Pandemics have been a longstanding concern of government and non-government actors and officials and lawmakers have adopted regulatory measures designed to prepare for and, if possible, mitigate the risk from, infectious diseases. Existing literature, particularly within the security studies field, has centred a trilogy of 'biosecurity' issues that such measures seek to respond to: bioterrorism, emerging and remerging infectious diseases, and 'dual-use' pathogen research. Academics, health practitioners and humanitarian organisations alike, have expressed concern that the 'securitization of health' implicit in the concept of 'biosecurity' risks distorting regulatory responses and priorities, and creating space for 'exceptionalism' and norm violation.
Drawing on the Copenhagen School's theory of 'securitization', and the insights of Braithwaite and Drahos (2000) on the mechanisms for the globalisation of rules and principles, this thesis adopts a case study research design to assess the role of securitization as a 'mechanism' in the development of biosecurity legislation and pandemic response measures in Australia. Cases examined include legislation and policymaking responding to fears in the mid-2000s about a hypothetical avian influenza pandemic in humans and post-2001 concerns about bioterrorism and dual-use research. Australia's response to the 2009 H1N1 influenza pandemic and 2013-16 West Africa Ebola outbreak are also explored.

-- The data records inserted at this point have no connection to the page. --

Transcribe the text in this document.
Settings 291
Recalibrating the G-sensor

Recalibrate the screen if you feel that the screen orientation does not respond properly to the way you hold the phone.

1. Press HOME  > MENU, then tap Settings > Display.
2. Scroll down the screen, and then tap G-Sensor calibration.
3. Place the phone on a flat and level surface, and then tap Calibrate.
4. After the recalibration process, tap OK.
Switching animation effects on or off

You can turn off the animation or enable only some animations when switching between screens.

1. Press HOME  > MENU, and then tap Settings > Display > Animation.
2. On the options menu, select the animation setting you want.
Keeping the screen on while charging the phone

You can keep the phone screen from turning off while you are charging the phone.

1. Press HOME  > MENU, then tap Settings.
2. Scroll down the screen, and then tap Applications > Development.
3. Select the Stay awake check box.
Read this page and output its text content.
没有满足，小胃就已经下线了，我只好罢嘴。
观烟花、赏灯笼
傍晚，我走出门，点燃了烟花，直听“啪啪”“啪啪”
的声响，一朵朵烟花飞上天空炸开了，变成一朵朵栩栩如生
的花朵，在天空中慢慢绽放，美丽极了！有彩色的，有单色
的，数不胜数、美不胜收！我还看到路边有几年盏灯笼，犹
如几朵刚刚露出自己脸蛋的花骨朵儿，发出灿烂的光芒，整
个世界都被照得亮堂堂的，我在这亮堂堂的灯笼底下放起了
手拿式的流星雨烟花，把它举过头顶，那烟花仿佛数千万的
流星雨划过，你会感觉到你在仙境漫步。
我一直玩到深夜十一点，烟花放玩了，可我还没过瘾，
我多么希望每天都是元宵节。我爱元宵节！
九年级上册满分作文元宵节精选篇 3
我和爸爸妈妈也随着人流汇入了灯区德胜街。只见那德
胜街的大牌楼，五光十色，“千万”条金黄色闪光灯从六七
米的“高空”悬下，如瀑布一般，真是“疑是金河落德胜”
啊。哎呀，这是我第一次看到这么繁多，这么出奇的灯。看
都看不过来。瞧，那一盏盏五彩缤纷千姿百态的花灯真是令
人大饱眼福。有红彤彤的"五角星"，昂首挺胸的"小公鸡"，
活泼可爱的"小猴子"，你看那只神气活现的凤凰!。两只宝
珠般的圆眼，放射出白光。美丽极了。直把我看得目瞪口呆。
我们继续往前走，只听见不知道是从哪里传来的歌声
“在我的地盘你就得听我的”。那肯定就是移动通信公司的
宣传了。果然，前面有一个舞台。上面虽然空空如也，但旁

The study identifies multiple instances of securitization in Australia's pandemic preparedness law and policymaking. Securitization also features, in unexpected ways, in disease response. Novel findings from this study include a lack of genuine contestation between key legislative actors, and the use of hidden or implied threats and referent objects, for example the Australia-US security alliance. Likewise, this study found that superficially positive terms such as 'proportionality' were often deployed in aid of efforts to securitize a topic or profession, such as researchers.
The significance of this study is its detailed analysis of the presence and use of security discourse in the development of biosecurity legislation and health measures. Its strength also arises from the use of multiple methods to examine and critique the analytical attention that security analysts commonly place on Ministers and public fora, offering a deeper examination of the role of public servants in deploying securitizing moves.
Australia and the world are now moving to manage COVID-19 as an endemic disease. This transition will involve reflecting on what happened during the early years of the COVID-19 pandemic, and how the world can prepare for the next health emergency. It is hoped the thicker understanding this thesis provides of how Australia's pre-COVID-19 regulatory settings came to be, will support the development of future regulation and health measures that are clear-eyed as to the risks - and possible benefits - of securitizing disease.